Joerg explained the College’s position on this. The College is expecting a similar incoming class size next year as we had this year. Wesley, Seaton, and Whitehouse are full this year, and the only residences on campus which are not are the fraternities. The College is worried that this could become an issue in upcoming years.
Other concerns mentioned at the meeting included professor pay on campus and the lighting of the Walk of Scholars affecting the working telescope in the observatory.
A student brought up the issue of transportation to airports. Students already pay for their ticket, and the issue is also needing to pay Campus Safety a fee of $75 to go to the airport and suggested shuttles being sent to Chicago for large breaks like winter break.
“Campus Safety is mandated to have so many officers on campus at any time,” Joerg pointed out. “It’s cost prohibitive. But it’s also valuable to look at how this is hurting students of lower economic status. If you’re going to recruit people from Atlanta, even middle-income people might have a hard time paying that.”
The suggestion was raised of renting a college van for shuttles.
“Even if two students from different organizations was van certified,” said Conover, “that would be like ten shuttles to Detroit and back. That would be very manageable. If someone had come to me and said, ‘I need a ride,’ I would have donated my time. It’s two hours there and back, that’s four hours I spend watching Netflix a week. I could do that for someone else.”
However, it was pointed out that it would be difficult to get people in very small organizations van certified.
To become minivan certified on campus, students can simply send a copy of their driving record to Campus Safety. For larger vehicles, they are required to take an online test and a personal driving test.
Students would like to see more food stations available on campus, such as food carts or vending machines in the Science Center since the ones there do not take meal swipes.

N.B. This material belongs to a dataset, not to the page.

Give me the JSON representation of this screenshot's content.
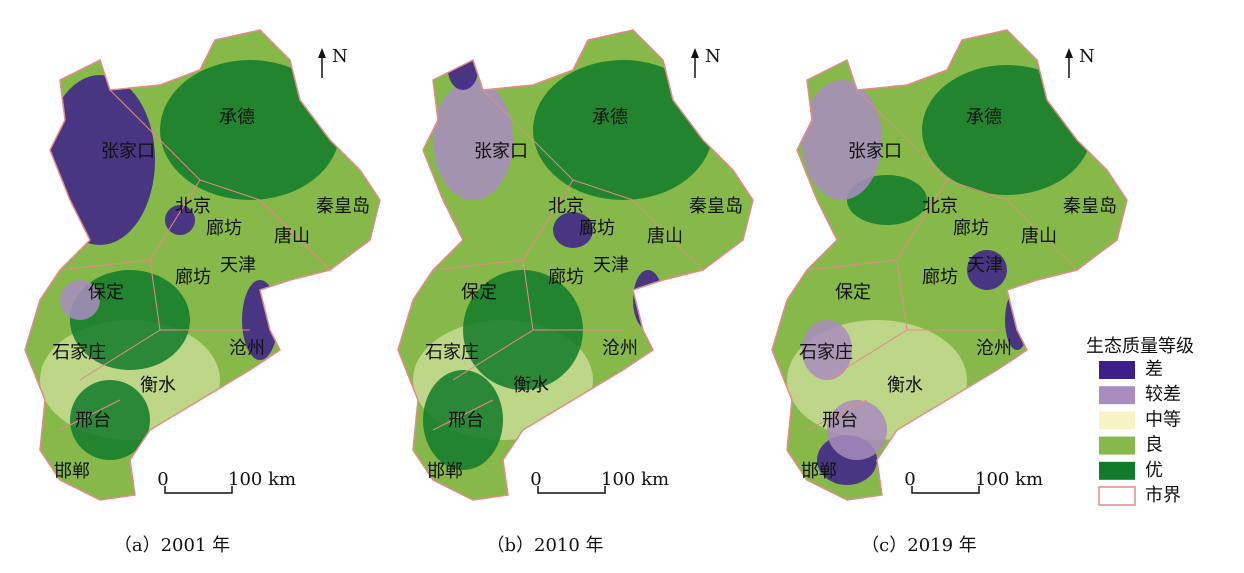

Rahul Deshmukh, a junior from Grand Blanc, Michigan, and member of Student Senate, mentioned that the possibility of an Urgent Care coming to Albion is in the works, and could potentially be placed in the main floor of Munger Apartments. However, this raised student concerns that Health Services might be done away with.
Deshmukh said that the College is trying to partner with Oaklawn Hospital in Marshall to bring an Urgent Care Center to Albion. This would make healthcare more accessible to the community, but raises issues regarding Health Services.
However, this could raise an issue of accessibility for students. Health Services is on campus, and students who feel ill but don’t have cars can get to it easily. If it was replaced by an Urgent Care, students without vehicles might have a hard time getting their medication.